Streptococcus pneumoniae, an inhabitant of the upper respiratory mucosa, causes respiratory and invasive infections as well as conjunctivitis. Strains that lack the capsule, a main virulence factor and the target of current vaccines, are often isolated from conjunctivitis cases. Here we perform a comparative genomic analysis of 271 strains of conjunctivitis-causing S. pneumoniae from 72 postal codes in the United States. We find that the vast majority of conjunctivitis strains are members of a distinct cluster of closely related unencapsulated strains. These strains possess divergent forms of pneumococcal virulence factors (such as CbpA and neuraminidases) that are not shared with other unencapsulated nasopharyngeal S. pneumoniae. They also possess putative adhesins that have not been described in encapsulated pneumococci. These findings suggest that the unencapsulated strains capable of causing conjunctivitis utilize a pathogenesis strategy substantially different from that described for S. pneumoniae at other infection sites.

Genomic analyses of pneumococci from children with sickle cell disease expose host-specific bacterial adaptations and deficits in current interventions.

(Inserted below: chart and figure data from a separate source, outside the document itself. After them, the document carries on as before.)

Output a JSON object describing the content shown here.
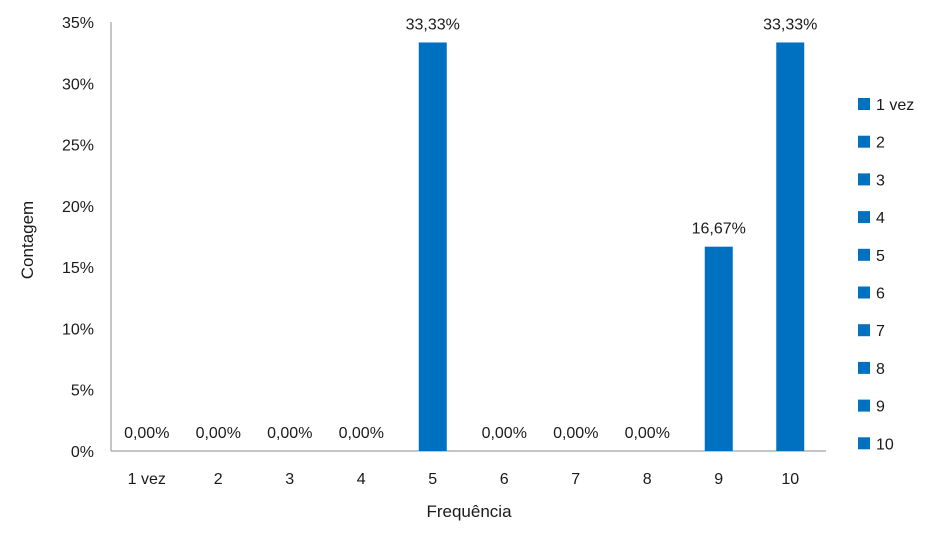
{
  "chart_data": {
    "type": "bar",
    "categories": [
      "1 vez",
      "2",
      "3",
      "4",
      "5",
      "6",
      "7",
      "8",
      "9",
      "10"
    ],
    "values": [
      0,
      0,
      0,
      0,
      33.33,
      0,
      0,
      0,
      16.67,
      33.33
    ],
    "data_labels": [
      "0,00%",
      "0,00%",
      "0,00%",
      "0,00%",
      "33,33%",
      "0,00%",
      "0,00%",
      "0,00%",
      "16,67%",
      "33,33%"
    ],
    "xlabel": "Frequência",
    "ylabel": "Contagem",
    "ylim": [
      0,
      35
    ],
    "yticks": [
      0,
      5,
      10,
      15,
      20,
      25,
      30,
      35
    ],
    "ytick_labels": [
      "0%",
      "5%",
      "10%",
      "15%",
      "20%",
      "25%",
      "30%",
      "35%"
    ],
    "legend": {
      "position": "right",
      "entries": [
        "1 vez",
        "2",
        "3",
        "4",
        "5",
        "6",
        "7",
        "8",
        "9",
        "10"
      ]
    },
    "grid": false,
    "bar_color": "#0070C0"
  }
}
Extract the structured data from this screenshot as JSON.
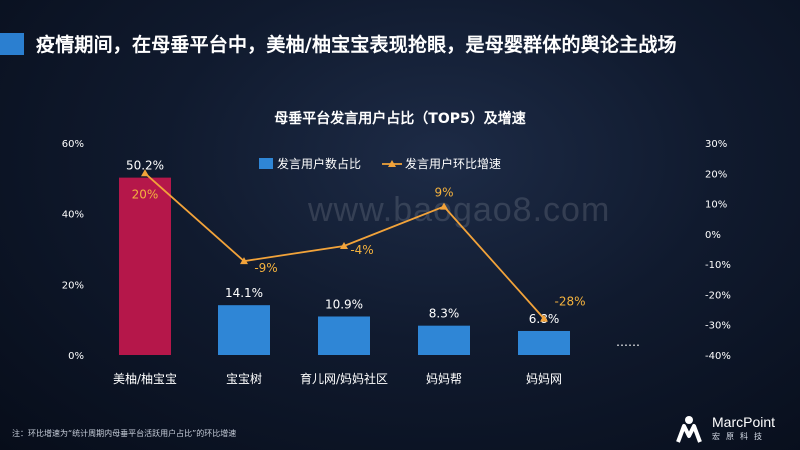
{
  "slide": {
    "title": "疫情期间，在母垂平台中，美柚/柚宝宝表现抢眼，是母婴群体的舆论主战场",
    "footnote": "注：环比增速为“统计周期内母垂平台活跃用户占比”的环比增速",
    "watermark": "www.baogao8.com",
    "logo": {
      "name": "MarcPoint",
      "sub": "宏原科技",
      "icon": "marcpoint-logo-icon"
    }
  },
  "colors": {
    "accent": "#2b7fd0",
    "bar": "#2f86d6",
    "bar_highlight": "#b5174a",
    "line": "#f2a33a",
    "growth_label": "#f4b23e"
  },
  "chart_data": {
    "type": "bar+line",
    "title": "母垂平台发言用户占比（TOP5）及增速",
    "categories": [
      "美柚/柚宝宝",
      "宝宝树",
      "育儿网/妈妈社区",
      "妈妈帮",
      "妈妈网"
    ],
    "extra_category_label": "……",
    "series": [
      {
        "name": "发言用户数占比",
        "type": "bar",
        "axis": "left",
        "values": [
          50.2,
          14.1,
          10.9,
          8.3,
          6.8
        ],
        "labels": [
          "50.2%",
          "14.1%",
          "10.9%",
          "8.3%",
          "6.8%"
        ]
      },
      {
        "name": "发言用户环比增速",
        "type": "line",
        "axis": "right",
        "values": [
          20,
          -9,
          -4,
          9,
          -28
        ],
        "labels": [
          "20%",
          "-9%",
          "-4%",
          "9%",
          "-28%"
        ]
      }
    ],
    "y_left": {
      "range": [
        0,
        60
      ],
      "ticks": [
        "0%",
        "20%",
        "40%",
        "60%"
      ]
    },
    "y_right": {
      "range": [
        -40,
        30
      ],
      "ticks": [
        "30%",
        "20%",
        "10%",
        "0%",
        "-10%",
        "-20%",
        "-30%",
        "-40%"
      ]
    },
    "legend_position": "top-center",
    "grid": false
  }
}
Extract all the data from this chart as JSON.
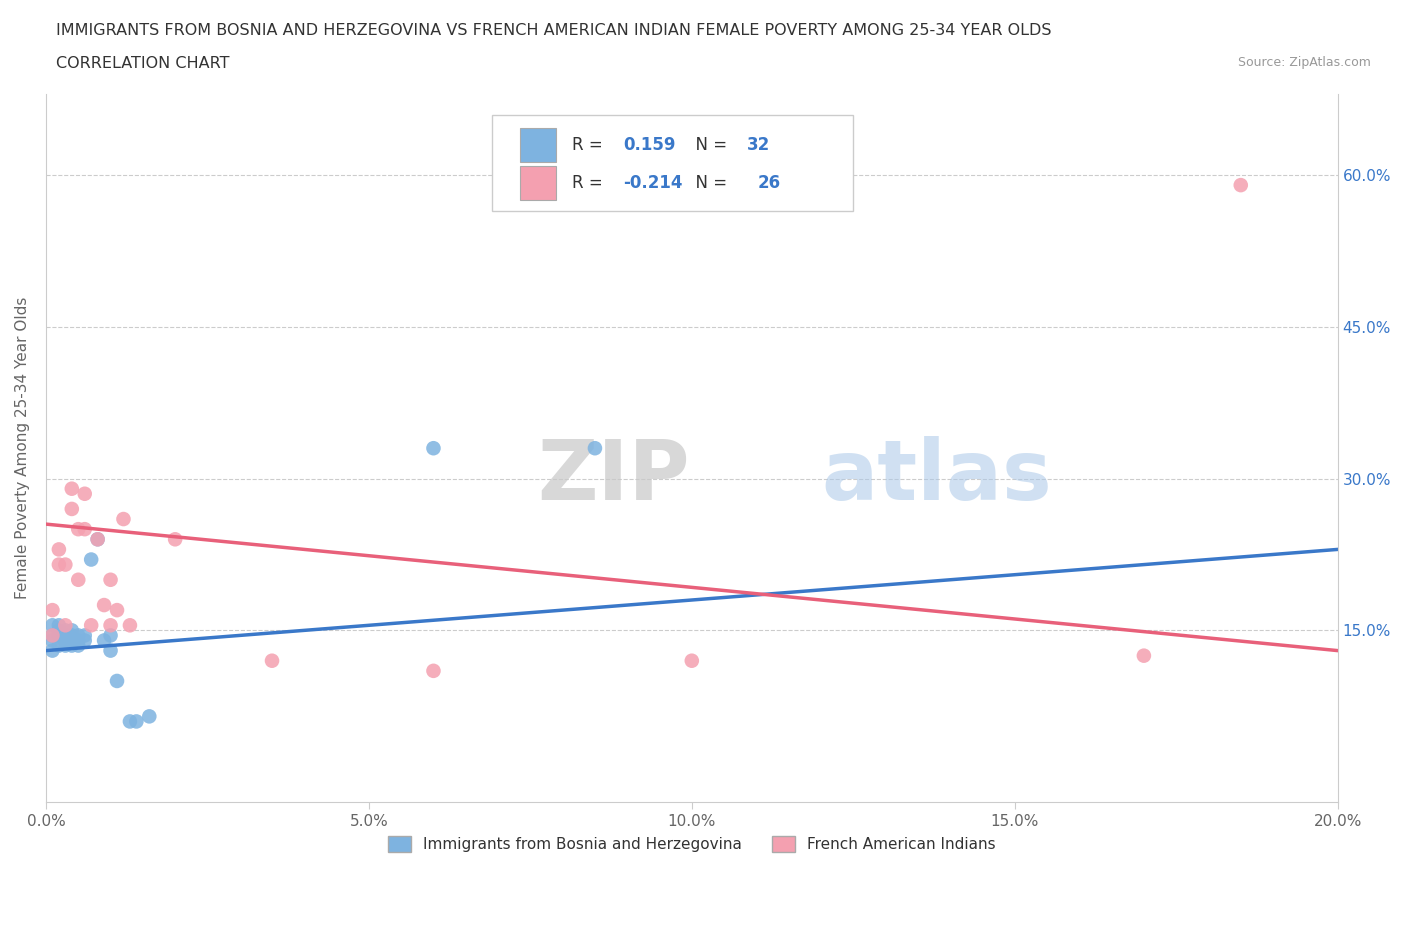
{
  "title_line1": "IMMIGRANTS FROM BOSNIA AND HERZEGOVINA VS FRENCH AMERICAN INDIAN FEMALE POVERTY AMONG 25-34 YEAR OLDS",
  "title_line2": "CORRELATION CHART",
  "source": "Source: ZipAtlas.com",
  "ylabel": "Female Poverty Among 25-34 Year Olds",
  "xlim": [
    0.0,
    0.2
  ],
  "ylim": [
    -0.02,
    0.68
  ],
  "yticks": [
    0.0,
    0.15,
    0.3,
    0.45,
    0.6
  ],
  "xticks": [
    0.0,
    0.05,
    0.1,
    0.15,
    0.2
  ],
  "xtick_labels": [
    "0.0%",
    "5.0%",
    "10.0%",
    "15.0%",
    "20.0%"
  ],
  "ytick_labels": [
    "",
    "15.0%",
    "30.0%",
    "45.0%",
    "60.0%"
  ],
  "blue_color": "#7eb3e0",
  "pink_color": "#f4a0b0",
  "blue_line_color": "#3a78c9",
  "pink_line_color": "#e8607a",
  "watermark_zip": "ZIP",
  "watermark_atlas": "atlas",
  "legend_label_blue": "Immigrants from Bosnia and Herzegovina",
  "legend_label_pink": "French American Indians",
  "blue_R_text": "0.159",
  "blue_N_text": "32",
  "pink_R_text": "-0.214",
  "pink_N_text": "26",
  "blue_scatter_x": [
    0.001,
    0.001,
    0.001,
    0.001,
    0.002,
    0.002,
    0.002,
    0.002,
    0.003,
    0.003,
    0.003,
    0.003,
    0.004,
    0.004,
    0.004,
    0.004,
    0.005,
    0.005,
    0.005,
    0.006,
    0.006,
    0.007,
    0.008,
    0.009,
    0.01,
    0.01,
    0.011,
    0.013,
    0.014,
    0.016,
    0.06,
    0.085
  ],
  "blue_scatter_y": [
    0.13,
    0.14,
    0.145,
    0.155,
    0.135,
    0.145,
    0.15,
    0.155,
    0.135,
    0.14,
    0.145,
    0.15,
    0.135,
    0.14,
    0.145,
    0.15,
    0.135,
    0.14,
    0.145,
    0.14,
    0.145,
    0.22,
    0.24,
    0.14,
    0.13,
    0.145,
    0.1,
    0.06,
    0.06,
    0.065,
    0.33,
    0.33
  ],
  "pink_scatter_x": [
    0.001,
    0.001,
    0.002,
    0.002,
    0.003,
    0.003,
    0.004,
    0.004,
    0.005,
    0.005,
    0.006,
    0.006,
    0.007,
    0.008,
    0.009,
    0.01,
    0.01,
    0.011,
    0.012,
    0.013,
    0.02,
    0.035,
    0.06,
    0.1,
    0.17,
    0.185
  ],
  "pink_scatter_y": [
    0.145,
    0.17,
    0.215,
    0.23,
    0.155,
    0.215,
    0.27,
    0.29,
    0.2,
    0.25,
    0.25,
    0.285,
    0.155,
    0.24,
    0.175,
    0.2,
    0.155,
    0.17,
    0.26,
    0.155,
    0.24,
    0.12,
    0.11,
    0.12,
    0.125,
    0.59
  ]
}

Sickle cell disease (SCD) patients are at high risk of contracting pneumococcal infection. To address this risk, they receive pneumococcal vaccines, and antibiotic prophylaxis and treatment. To assess the impact of SCD and these interventions on pneumococcal genetic architecture, we examined the genomes of more than 300 pneumococcal isolates from SCD patients over 20 years. Modern SCD strains retained invasive capacity but shifted away from the serotypes used in vaccines. These strains had specific genetic changes related to antibiotic resistance, capsule biosynthesis, metabolism, and metal transport. A murine SCD model coupled with Tn-seq mutagenesis identified 60 noncapsular pneumococcal genes under differential selective pressure in SCD, which correlated with aspects of SCD pathophysiology. Further, virulence determinants in the SCD context were distinct from the general population, and protective capacity of potential antigens was lost over time in SCD. This highlights the importance of understanding bacterial pathogenesis in the context of high-risk individuals.